To acquire an easement by adverse possession or an easement by prescription, "it must be shown that the use was hostile, open and notorious, and continuous and uninterrupted for the prescriptive period of 10 years" (Panday v Allen, 187 AD3d 775, 777 [2020] [internal quotation marks omitted]; see Kuzmicki v Bentley Yacht Club, 193 AD3d 710, 711 [2021]; see generally Schulz v Gilmore, 198 AD3d 994, 995 [2021]). "Where the use has been shown by clear and convincing evidence to be open, notorious, continuous, and undisputed, it is presumed that the use was hostile, and the burden shifts to the opponent of the alleged prescriptive easement to show that the use was permissive" (315 Main St. Poughkeepsie, LLC v WA 319 Main, LLC, 62 AD3d 690, 691 [2009]; see Panday v Allen, 187 AD3d at 778). Permission may be inferred where the relationship between the dominant and servient estates evinced neighborly cooperation and accommodation and "[w]here permission can be implied from the beginning, no adverse use may arise until the owner of the servient tenement is made aware of the assertion of a hostile right" (Susquehanna Realty Corp. v Barth, 108 AD2d 909, 910 [1985]; see Barra v Norfolk S. Ry. Co., 75 AD3d 821, 824 [2010]).

Here, in order to demonstrate its prima facie entitlement to judgment as a matter of law, Walden Preservation was required to "conclusively negat[e] any one of the elements of an easement by prescription [and easement by adverse possession] which, if proven at trial, would warrant the recognition of an easement by prescription" (Old Town Tree Farm, Inc. v Long Is. Power Auth., 101 AD3d 692, 692 [2012]; see Mee Wah Chan v Y & Dev. Corp., 82 AD3d 942, 943 [2011]). While there was evidence that the plaintiff's use of the Cliff Street fire lane for ingress and egress was open, notorious, continuous and undisputed, Walden Preservation made a prima facie showing negating the element of hostility by demonstrating that the use was permissive (see 315 Main St. Poughkeepsie, LLC v WA 319 Main, LLC, 62 AD3d at 691; cf. Barra v Norfolk S. Ry. Co., 75 AD3d at 824). Therefore, the burden shifted to the plaintiff to come forward with evidence of hostile use sufficient to raise a triable issue of fact (see 315 Main St. Poughkeepsie, LLC v WA 319 Main, LLC, 62 AD3d at 691). Since the plaintiff failed to do so, the Supreme Court properly awarded summary judgment to Walden Preservation (see id.).

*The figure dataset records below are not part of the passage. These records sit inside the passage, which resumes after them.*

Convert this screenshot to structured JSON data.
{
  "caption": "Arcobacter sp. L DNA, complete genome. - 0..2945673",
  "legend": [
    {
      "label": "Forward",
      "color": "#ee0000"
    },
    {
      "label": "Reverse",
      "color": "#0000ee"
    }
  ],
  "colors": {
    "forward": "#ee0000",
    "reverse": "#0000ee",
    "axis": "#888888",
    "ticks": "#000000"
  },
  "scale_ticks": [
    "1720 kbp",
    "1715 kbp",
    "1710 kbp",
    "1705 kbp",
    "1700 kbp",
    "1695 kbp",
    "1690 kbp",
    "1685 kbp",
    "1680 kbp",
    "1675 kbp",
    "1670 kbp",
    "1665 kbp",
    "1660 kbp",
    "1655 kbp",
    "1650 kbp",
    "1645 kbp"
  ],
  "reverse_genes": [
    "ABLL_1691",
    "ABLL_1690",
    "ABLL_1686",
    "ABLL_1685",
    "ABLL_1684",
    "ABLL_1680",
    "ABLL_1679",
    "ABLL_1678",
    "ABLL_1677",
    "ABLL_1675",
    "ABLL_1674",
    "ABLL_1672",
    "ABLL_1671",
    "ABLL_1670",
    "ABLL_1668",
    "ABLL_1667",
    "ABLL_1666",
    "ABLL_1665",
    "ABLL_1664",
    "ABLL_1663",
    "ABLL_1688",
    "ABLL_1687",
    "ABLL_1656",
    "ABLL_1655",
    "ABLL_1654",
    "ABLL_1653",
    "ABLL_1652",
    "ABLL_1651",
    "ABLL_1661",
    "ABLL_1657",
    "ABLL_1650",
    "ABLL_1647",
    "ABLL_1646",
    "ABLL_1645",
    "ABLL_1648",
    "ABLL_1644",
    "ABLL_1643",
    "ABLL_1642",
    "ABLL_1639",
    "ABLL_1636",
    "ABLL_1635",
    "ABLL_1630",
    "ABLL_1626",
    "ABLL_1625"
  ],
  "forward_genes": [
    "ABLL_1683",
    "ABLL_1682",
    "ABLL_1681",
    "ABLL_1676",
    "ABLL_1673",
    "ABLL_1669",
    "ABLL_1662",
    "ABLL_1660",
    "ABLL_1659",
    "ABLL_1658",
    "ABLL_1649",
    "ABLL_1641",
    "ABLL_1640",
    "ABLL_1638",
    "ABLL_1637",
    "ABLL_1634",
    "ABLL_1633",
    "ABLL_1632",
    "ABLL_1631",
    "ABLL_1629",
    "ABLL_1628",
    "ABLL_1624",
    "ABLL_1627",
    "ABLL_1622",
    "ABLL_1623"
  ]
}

Since the portion of the amended complaint at issue on this appeal sought a declaratory judgment, the judgment must be modified, inter alia, by adding thereto a provision in favor of Walden Preservation declaring that the plaintiff does not have an easement of ingress and egress based on adverse possession or a prescriptive easement of ingress and egress over the disputed property (see Lanza v Wagner, 11 NY2d 317, 334 [1962]). Barros, J.P., Maltese, Wooten and Zayas, JJ., concur.